## Friday, December 7, 2012

### CIM: finish statistics 2000-2012

My races this year have been a series of just-missing goals, then rationalizing why conditions were such that under "normal" circumstances I could have met them. I'm not very happy with that: goals are goals, they are not conditional upon the best-case scenario, and in the case of CIM my initial goal was 3:15, with a back-up of 3:25 and a "reach" goal of 3:10.

However, when conditions were for strong rains and heavy southern winds, I honestly had to let these goals slip a bit: it was enough just to motivate myself to set off in these rather epic conditions, let alone pulling off some sort of target time in what was my first-ever road marathon. Part of the negotiation process was, "okay, I'll do the race, but don't try and tell me I failed because I was too slow."

Despite this, once I got going I felt good, and the conditions while arguably slower didn't feel particularly bad. I say that as I sit here recovering from a cold which I "somehow" picked up in the days immediately after the race. But I was so worried about how bad it would be, when I was in it it simply wasn't a problem.

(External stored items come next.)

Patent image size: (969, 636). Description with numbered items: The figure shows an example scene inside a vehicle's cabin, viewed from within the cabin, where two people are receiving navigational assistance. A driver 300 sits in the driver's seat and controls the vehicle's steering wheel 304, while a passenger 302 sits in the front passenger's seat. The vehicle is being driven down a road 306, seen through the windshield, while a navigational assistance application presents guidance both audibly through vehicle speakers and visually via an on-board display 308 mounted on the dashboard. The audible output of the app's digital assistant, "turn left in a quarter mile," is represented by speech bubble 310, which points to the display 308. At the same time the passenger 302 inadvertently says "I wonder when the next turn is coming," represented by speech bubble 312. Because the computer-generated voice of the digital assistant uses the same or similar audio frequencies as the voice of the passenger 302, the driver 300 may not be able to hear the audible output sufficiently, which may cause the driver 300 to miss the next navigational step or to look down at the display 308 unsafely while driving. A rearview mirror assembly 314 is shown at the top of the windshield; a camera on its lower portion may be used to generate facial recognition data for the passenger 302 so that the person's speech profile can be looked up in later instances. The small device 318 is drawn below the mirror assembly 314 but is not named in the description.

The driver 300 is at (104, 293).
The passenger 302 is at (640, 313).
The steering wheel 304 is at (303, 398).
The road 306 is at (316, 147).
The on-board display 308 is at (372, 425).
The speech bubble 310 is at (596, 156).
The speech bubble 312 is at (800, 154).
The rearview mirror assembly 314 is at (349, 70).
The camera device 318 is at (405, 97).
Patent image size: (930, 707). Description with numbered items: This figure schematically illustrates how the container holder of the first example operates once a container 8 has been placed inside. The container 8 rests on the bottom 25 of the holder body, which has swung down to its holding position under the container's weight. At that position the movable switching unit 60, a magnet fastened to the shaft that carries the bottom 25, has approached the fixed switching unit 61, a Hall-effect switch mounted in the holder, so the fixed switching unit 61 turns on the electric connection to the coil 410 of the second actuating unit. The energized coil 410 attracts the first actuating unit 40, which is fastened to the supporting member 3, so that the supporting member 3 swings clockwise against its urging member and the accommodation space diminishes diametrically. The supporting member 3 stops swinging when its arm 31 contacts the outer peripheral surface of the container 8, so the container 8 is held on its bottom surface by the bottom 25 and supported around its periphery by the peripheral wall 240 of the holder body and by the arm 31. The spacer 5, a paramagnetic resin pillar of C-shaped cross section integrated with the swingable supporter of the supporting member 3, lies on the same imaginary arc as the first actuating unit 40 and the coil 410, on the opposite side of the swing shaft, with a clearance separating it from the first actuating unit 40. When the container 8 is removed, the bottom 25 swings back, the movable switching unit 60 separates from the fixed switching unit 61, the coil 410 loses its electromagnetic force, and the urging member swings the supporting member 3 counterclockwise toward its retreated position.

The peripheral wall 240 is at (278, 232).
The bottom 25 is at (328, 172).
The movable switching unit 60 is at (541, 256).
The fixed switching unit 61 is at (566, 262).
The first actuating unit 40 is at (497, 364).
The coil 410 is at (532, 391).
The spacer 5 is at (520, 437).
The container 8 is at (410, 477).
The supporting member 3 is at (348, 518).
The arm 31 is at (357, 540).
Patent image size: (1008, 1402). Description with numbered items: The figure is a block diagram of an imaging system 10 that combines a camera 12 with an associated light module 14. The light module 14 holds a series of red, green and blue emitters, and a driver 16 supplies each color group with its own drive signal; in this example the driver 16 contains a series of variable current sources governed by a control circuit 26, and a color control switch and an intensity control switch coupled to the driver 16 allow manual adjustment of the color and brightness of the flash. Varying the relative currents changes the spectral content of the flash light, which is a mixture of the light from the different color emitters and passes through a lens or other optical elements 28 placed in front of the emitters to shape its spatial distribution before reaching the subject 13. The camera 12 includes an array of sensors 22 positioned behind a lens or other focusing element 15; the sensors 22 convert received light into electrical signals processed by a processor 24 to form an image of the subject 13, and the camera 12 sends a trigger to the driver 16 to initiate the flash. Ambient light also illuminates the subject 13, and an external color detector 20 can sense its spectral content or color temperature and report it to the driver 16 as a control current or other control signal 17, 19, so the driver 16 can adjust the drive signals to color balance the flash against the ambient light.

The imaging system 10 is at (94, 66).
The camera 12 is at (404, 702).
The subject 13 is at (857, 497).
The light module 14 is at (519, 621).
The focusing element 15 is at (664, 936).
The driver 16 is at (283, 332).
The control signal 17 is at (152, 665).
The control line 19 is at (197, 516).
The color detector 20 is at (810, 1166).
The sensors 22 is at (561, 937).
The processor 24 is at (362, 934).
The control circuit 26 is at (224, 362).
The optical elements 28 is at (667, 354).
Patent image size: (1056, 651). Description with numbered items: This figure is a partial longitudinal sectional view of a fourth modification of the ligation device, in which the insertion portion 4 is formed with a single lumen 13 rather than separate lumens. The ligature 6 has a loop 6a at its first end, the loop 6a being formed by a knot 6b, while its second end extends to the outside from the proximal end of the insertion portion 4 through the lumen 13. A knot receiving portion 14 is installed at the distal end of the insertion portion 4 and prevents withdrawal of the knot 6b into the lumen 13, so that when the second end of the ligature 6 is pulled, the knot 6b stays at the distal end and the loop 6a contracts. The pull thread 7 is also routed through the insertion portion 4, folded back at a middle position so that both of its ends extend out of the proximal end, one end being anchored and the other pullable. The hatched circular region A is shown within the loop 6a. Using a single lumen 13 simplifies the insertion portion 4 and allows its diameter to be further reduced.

But I love statistics, so I can't resist looking at the numbers. MarathonGuide publishes the mean and standard deviation of times for marathons over the years. I wish it was easy to access the full-data, for more detailed analysis, but my first attempt to mind their data failed, so for now I'll go with these aggregate statistics. The problem with aggregate stats is there are confounders. For example, women are slower than men, so if more women run one year, the average will be lower: that's not slower conditions, that's simply a shift in populations.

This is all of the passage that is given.